De repente, o professor Adam empunhou sua caneta rosa e escreveu à lousa com uma risada diabólica reverberando pela sala inteira!

(Não teve risada nenhuma. Mas ia ficar mais emocionante se tivesse.)

— Vou dividir vocês em duplas para fazer um trabalho que vale meio ponto na média.

Virei-me em câmera lenta para meus dois nobres e bravos companheiros com uma faceta chorosa. Teríamos de nos separar. Não nos aventuraríamos às altas horas da madrugada para terminarmos o trabalho de última hora.

(Da última vez, tentamos fazer pipoca na panela de pressão. Parecia que estava tendo um tiroteio. Os vizinhos chamaram a polícia. Vai ser uma boa história para contar para os meus filhos.)

     Adivinhem só?

— Alexandre e Keith.

Eu usei toda a minha calma e elegância para tentar compreender a situação:

— COMO É QUE É!?

Eu juro perante Jesus que o Adam tinha um sorriso diabólico quando olhou para mim.

— Isso mesmo. Vocês formam dupla.

Virei-me em câmera lenta para o coreano. Nunca vi alguém demonstrar uma expressão facial tão incrédula e indignada em toda a minha vida.

— O mundo acabará em um trabalho de física. — previu Pidge, engrossando a voz para ficar mais dramático (e talvez mais masculino).

Meu estômago embrulhou conforme possibilidades catastróficas de como a produção do trabalho acabaria.

Eu podia acabar me expondo sem querer. A minha paixonite poderia ficar bem explícita. Ele poderia (não sei como) acabar pegando meu celular e olhando as conversas com Hunk e Pidge sobre meu crush nele ou (pior ainda) entrar no Instagram e ver minhas conversas com Sakura.

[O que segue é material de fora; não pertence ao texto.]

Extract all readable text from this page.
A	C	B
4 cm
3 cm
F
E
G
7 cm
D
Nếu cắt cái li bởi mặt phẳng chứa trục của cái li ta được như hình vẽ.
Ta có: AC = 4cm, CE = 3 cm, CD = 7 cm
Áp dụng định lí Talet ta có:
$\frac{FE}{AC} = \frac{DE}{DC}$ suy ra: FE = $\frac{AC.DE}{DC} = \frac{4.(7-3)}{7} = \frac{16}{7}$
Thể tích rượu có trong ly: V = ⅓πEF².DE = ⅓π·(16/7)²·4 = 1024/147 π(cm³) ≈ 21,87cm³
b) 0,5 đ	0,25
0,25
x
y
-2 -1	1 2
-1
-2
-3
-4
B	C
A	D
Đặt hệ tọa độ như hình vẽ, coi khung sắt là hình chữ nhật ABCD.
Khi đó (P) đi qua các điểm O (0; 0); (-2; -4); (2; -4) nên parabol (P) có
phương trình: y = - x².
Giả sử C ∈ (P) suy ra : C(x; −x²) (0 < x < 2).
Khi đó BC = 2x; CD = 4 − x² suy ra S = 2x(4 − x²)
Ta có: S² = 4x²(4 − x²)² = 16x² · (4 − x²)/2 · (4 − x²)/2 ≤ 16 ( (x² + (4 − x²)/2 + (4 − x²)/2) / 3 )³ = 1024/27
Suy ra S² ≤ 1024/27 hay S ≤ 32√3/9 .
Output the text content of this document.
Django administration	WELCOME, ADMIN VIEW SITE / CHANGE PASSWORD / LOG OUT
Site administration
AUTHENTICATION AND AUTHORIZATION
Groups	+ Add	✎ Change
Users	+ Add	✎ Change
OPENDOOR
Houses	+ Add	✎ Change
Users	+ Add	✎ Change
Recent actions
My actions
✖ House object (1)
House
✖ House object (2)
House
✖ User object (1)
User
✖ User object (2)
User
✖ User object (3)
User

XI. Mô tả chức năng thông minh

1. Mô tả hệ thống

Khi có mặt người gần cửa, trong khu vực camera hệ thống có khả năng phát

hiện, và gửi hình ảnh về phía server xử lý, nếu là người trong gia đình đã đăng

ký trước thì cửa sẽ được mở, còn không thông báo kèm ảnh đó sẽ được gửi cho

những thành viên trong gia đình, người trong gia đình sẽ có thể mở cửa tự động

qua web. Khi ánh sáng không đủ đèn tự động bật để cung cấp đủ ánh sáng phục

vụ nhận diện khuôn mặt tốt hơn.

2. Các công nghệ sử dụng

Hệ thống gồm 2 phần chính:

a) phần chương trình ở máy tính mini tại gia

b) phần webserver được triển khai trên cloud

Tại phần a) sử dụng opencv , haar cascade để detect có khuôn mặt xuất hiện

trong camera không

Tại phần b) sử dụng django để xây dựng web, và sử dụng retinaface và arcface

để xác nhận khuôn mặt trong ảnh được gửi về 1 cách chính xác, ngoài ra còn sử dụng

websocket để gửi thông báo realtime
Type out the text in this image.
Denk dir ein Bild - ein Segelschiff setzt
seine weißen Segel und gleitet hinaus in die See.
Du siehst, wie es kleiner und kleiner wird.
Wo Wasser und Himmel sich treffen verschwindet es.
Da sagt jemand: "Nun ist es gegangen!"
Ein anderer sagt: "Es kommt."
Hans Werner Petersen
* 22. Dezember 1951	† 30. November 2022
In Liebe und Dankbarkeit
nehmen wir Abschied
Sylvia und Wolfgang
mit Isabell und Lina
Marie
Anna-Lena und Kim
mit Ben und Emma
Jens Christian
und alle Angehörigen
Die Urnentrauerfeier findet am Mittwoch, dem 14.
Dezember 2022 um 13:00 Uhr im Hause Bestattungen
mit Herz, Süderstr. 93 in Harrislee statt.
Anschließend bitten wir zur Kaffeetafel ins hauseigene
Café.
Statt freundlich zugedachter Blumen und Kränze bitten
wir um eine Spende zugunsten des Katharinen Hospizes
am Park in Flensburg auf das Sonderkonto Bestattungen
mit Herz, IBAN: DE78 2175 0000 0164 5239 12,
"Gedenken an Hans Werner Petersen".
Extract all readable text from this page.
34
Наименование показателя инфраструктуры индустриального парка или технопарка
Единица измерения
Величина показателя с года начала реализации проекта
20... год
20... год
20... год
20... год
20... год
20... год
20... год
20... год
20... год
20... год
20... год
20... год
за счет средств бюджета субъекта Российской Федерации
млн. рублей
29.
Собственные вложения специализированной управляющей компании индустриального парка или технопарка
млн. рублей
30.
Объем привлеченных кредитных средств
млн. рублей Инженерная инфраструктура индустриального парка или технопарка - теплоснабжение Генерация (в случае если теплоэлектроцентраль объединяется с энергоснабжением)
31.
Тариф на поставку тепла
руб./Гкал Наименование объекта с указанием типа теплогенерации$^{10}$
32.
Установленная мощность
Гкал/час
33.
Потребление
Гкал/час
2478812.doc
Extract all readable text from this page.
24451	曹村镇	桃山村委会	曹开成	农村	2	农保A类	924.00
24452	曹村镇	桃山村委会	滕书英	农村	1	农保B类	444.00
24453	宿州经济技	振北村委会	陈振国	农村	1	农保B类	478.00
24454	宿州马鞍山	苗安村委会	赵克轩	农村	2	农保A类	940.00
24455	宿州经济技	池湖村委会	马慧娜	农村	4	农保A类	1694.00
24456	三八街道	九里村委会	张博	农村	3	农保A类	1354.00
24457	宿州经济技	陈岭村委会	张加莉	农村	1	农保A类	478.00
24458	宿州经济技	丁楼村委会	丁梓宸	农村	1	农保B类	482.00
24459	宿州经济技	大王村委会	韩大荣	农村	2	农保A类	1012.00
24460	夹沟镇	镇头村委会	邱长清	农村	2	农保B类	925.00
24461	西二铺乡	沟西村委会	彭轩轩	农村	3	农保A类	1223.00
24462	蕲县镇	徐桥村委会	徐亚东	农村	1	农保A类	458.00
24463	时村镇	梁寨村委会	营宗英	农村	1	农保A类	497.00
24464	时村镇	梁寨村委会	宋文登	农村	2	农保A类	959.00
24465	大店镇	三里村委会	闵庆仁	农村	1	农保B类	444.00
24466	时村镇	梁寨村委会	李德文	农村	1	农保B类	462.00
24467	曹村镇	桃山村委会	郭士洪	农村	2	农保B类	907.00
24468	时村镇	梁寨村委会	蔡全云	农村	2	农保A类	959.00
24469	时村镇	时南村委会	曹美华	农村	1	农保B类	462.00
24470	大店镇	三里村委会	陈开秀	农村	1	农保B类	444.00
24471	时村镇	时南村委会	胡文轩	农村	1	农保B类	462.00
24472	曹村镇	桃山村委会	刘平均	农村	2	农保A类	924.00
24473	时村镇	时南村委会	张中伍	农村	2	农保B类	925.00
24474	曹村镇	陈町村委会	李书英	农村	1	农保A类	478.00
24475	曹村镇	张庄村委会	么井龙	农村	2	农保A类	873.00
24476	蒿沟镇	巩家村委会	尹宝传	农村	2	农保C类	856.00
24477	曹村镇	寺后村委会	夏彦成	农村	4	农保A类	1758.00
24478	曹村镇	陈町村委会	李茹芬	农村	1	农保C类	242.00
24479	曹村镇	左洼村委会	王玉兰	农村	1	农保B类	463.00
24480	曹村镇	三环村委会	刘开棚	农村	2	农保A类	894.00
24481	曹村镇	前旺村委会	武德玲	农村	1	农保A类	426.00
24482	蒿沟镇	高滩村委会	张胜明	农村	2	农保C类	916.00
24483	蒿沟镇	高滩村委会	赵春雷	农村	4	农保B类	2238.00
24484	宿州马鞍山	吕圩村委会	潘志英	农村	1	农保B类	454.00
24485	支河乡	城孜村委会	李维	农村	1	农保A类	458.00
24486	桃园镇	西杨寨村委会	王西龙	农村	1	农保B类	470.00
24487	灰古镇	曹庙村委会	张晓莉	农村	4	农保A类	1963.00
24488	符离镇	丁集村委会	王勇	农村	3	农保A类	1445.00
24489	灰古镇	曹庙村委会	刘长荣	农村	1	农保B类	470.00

Não prestei atenção no resto daquela aula. Mal ouvi o sinal do recreio bater. Disse algo genérico para Hunk e Pidge sobre encontrá-los depois. Tentei não correr até um banheiro afastado e que ninguém usava – a não ser para se pegar, mas também eram raras as vezes.

Me tranquei numa cabine. Sentei no vaso com a tampa abaixada e me abracei, segurando o choro.

"LÁ VEM O CHOCOLATE!"

"Deixa ele. Ele é cubano. Não tem escola em Cuba p'ra ele aprender isso."

"Você nem devia 'ta aqui, imigrante ilegal!"

"Vocês têm casas lá em Cuba ou são só ocas?"

"Você NÃO É americano! Você é CUBANO! Vai estudar geografia, imigrante ilegal!"

Uma lágrima solitária escorreu sem eu permitir.

Eu queria falar com alguém. Mas ... talvez Hunk e Pidge estivessem no meio da muvuca, onde é fácil ler por cima do ombro e descobrir tudo.

... Mas o Sakura não tinha falado que lanchava sozinho num lugar escondido?

Saquei o celular do bolso e vomitei as palavras que estavam presas na garganta.

[Primeiro de tudo, desculpa mandar mensagem no recreio. Segundo, escuta isso com fone. Bom ... eu caí com o Kogane num trabalho de física. O. KOGANEEE! Tipo ... eu to MUITO fodido! Ele pode acabar descobrindo como eu me sinto e acabar espalhando p'ra todo mundo sem querer ou por querer e ... — minha voz falhou — ... eu já sofri bullying por ser eu mesmo antes. Não quero passar por isso de novo. NÃO QUERO que todos riam de mim ou me achem de uma espécie alienígena ou inferior!]

Engoli em seco e mandei o áudio.

Sabe, eu sei que abrir meu coração com alguém que eu não sei quem é desse jeito é perigoso e estranho. Porém ... o Sakura me passa confiança. Como seu pudesse contar tudo sobre mim, desde as partes mais lindas até as mais obscuras e vergonhosas da minha personalidade, e ... ele ainda estaria orgulhoso de mim por algum motivo?

Sim, eu sei que é bobo. E infantil. E completamente utópico. Mas ... sabe aquela sensação boa que dá na boca do estômago quando você acerta em cheio em alguma coisa? Era essa a sensação de me abrir com o Sakura.

Se passaram cinco minutos de devaneios quando ele mandou mensagem.

Primeiro de tudo: RESPIRA
Respira fundo
Se acalma um pouco

Obedeci seu comando. Inspirei e expirei fundo umas quatro vezes.

Pronto

Certo
Segundo
Tenta descobrir DO QUE você tá com medo nessa história toda
Qual a fonte

Fechei os olhos, tentando resumir em poucas palavras.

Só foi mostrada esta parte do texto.